WordPress has automatic updates, and you actually have to enter a hard to guess password when creating an account.

The plugin issue is not specific to WordPress.


The plugin issue is not specific to WordPress.

The fact that other platforms and applications are insecure isn't relevant; we're comparing static sites to WordPress.

However, to answer the point, static sites are significantly more secure than every single dynamic platform that supports a plugin architecture because plugins can be, and often are, written without security in mind.

Unless you really need a dynamic website you should be deploying static assets to the enduser.
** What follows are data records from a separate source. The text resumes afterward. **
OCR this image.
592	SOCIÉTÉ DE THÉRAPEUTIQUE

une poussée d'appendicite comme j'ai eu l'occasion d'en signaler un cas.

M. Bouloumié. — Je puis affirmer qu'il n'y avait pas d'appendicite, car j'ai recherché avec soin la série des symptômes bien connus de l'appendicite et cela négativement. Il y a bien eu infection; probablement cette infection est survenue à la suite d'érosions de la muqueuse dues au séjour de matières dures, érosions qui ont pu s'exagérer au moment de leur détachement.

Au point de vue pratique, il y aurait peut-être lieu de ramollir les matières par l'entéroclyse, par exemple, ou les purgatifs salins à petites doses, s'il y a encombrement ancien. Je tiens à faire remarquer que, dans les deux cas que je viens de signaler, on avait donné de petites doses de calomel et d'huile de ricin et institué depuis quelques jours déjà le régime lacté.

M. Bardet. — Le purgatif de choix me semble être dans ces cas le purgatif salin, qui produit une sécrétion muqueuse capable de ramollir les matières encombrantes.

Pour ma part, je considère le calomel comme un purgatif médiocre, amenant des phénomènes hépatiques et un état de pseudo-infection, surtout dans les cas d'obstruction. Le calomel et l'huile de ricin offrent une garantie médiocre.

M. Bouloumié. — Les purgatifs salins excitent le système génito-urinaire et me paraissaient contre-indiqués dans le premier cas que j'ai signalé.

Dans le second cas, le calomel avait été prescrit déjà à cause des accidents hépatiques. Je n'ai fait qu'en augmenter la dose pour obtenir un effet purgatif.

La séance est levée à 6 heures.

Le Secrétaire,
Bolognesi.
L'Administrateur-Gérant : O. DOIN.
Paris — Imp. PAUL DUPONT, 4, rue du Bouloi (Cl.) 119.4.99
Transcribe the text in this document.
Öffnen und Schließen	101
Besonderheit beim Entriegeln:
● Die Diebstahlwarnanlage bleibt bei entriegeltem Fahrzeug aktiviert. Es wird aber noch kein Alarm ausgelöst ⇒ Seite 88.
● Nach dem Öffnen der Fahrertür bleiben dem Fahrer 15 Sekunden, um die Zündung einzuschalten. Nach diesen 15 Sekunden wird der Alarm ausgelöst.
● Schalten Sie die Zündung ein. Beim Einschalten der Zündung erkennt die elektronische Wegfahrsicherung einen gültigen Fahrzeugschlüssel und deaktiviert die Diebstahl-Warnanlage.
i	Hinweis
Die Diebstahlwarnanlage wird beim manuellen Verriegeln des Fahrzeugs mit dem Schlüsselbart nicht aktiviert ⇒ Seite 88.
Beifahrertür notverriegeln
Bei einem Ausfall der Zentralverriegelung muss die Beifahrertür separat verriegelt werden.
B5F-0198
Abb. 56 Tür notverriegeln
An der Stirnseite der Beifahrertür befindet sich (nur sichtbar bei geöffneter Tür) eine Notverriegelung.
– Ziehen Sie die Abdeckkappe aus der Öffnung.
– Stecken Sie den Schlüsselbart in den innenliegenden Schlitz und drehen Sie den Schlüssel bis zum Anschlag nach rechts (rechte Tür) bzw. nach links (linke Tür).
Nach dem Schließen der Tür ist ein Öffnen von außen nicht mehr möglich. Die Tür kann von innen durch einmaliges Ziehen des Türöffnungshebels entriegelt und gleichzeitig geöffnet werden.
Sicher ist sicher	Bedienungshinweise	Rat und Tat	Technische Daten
Practically every business website would be better off being delivered as a static site, even if the admin still use WordPress to edit the content.


I agree that WordPress security is a huge issue, the biggest potential problem is that not when a random website goes down but when someone finds a mass-exploit and then gets access to millions of websites.

> It might be a bit harder to get up and running with a static site generator but the fact that it's essentially unhackable

You could also use WordPress to generate a static site, just add a caching level on top.